A mãe de um
menino com uma doença rara resolveu escrever as experiências vividas nos 71 dias que ficou no hospital com a criança. Há cinco anos, a publicitária Laura
Patrón, hoje com 29 anos, descobriu que o filho João Vicente tinha a Síndrome Hemolítica Urêmica atípica (SHUa), condição que provoca
falhas no sistema imunológico.
Em meio a uma crise da doença, o menino, que na época tinha um ano e oito meses, teve um AVC isquêmico
que deixou sequelas motoras. “Em um domingo ele estava no parquinho brincando, e na segunda foi para o hospital e não saiu mais. Ele ficou 50 dias só na UTI”,
conta Laura.
No livro "71 Leões", a autora fala sobre os dois meses e meio que ficou no hospital e de todos os sentimentos complexos que sentiu. Em
formato de diário, a obra intercala cartas da mãe para o filho, relatos autobiográficos e a sequência dos acontecimentos, dia após dia.
“O livro é a história que eu nunca contei. Foi uma experiência muito intensa. Eu ficava muito sozinha, comecei a registrar o que eu sentia. Eu estava com tanto
medo de perder o João, que naquele momento registrar era guardar as memórias, já que eu não sabia quantas memórias eu ainda ia ter dele. Eu queria guardar
qualquer pedacinho que eu estava sentindo”, conta Laura.
O livro reúne mais do que relatos da experiência com a maternidade, conforme a autora. A
obra fala "sobre dor e amor" e tenta desromantizar a mãe que sofre.
“Eu quero que seja uma história real. E que as pessoas
se identifiquem justamente pela proximidade com ela. Eu sofri pra caramba. Mas não quero transformar isso em uma luta ou em algo bonito. Me orgulho da nossa felicidade, daquilo que
fizemos a partir da dor, não daquilo que doeu”, explica.
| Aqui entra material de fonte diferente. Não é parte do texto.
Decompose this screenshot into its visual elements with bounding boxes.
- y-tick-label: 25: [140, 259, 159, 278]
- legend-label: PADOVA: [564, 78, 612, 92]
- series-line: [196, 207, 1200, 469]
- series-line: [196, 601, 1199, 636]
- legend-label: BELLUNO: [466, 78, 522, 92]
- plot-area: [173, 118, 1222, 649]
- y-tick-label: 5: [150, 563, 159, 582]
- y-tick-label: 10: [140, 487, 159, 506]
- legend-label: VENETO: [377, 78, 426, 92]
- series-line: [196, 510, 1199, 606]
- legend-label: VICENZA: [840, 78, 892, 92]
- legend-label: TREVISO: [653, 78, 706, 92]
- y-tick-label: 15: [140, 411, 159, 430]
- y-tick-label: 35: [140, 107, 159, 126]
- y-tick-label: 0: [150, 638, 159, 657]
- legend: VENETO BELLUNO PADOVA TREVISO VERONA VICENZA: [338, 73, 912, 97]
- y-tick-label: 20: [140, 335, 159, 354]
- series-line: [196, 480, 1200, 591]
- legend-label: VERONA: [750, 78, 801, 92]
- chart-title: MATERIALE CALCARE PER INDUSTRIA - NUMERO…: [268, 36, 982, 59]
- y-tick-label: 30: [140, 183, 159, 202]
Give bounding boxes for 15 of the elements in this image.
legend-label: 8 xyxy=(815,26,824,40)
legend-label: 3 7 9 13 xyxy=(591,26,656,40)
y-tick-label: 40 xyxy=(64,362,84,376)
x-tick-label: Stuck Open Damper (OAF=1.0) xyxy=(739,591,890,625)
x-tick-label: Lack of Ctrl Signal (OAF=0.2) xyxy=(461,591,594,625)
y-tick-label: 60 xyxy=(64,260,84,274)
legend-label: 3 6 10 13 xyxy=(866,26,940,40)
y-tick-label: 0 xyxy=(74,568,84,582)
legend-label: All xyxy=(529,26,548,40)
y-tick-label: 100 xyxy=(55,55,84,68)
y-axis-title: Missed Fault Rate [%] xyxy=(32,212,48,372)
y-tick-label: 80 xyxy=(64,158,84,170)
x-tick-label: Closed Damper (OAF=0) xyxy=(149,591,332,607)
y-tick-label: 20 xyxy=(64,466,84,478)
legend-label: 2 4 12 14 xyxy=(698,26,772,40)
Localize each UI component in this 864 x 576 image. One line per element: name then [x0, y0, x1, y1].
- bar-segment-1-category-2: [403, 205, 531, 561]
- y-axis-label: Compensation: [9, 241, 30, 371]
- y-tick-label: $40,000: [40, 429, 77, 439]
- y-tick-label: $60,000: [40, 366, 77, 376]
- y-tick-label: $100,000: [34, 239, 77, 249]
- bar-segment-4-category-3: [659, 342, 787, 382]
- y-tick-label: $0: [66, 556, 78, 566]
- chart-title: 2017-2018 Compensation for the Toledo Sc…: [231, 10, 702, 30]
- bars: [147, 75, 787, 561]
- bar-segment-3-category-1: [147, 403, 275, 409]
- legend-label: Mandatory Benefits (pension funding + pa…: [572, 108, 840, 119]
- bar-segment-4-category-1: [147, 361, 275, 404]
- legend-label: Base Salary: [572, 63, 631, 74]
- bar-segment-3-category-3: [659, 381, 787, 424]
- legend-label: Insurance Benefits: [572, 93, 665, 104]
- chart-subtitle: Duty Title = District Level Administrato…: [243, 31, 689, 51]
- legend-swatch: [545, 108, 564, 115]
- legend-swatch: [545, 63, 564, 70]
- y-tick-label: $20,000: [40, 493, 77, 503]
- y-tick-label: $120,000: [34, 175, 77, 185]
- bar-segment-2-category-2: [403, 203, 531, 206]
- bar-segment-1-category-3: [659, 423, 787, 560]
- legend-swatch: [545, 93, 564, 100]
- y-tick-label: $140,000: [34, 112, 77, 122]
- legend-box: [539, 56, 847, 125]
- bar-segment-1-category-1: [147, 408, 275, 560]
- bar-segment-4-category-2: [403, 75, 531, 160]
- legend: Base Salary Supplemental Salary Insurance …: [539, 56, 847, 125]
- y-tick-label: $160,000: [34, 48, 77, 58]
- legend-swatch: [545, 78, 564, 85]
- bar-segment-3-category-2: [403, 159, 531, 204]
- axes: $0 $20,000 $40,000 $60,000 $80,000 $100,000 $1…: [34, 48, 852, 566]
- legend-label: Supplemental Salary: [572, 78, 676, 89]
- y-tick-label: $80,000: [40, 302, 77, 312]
O título do livro faz referência à contagem de
tempo criada por Laura. "Fiquei fora do ar e me desconectei de tudo. Eu me perdi, não sabia mais que dia da semana era, a data do mês, perdi a noção. Para
não me perder totalmente, eu comecei a contar os dias em leões. Na época tinha um pouco do clichê 'estamos matando um leão por dia'. Depois comecei
a entender que os leões chegavam para nos dar força", explica.
No ano passado, Laura organizou uma campanha para arrecadar recursos
e pagar o tratamento de saúde do filho. Após diversos tipos de terapia, hoje com 6 anos de idade, João já senta sozinho, desenha e voltou a movimentar as
mãos.
"Ele está super bem, nível de evolução super potente. Ele está começando a ficar
milésimos de segundo de pé. Vivemos um dia de cada vez", conta a mãe.
A pré-venda do livro já está
disponível e vai até dia 21 de outubro.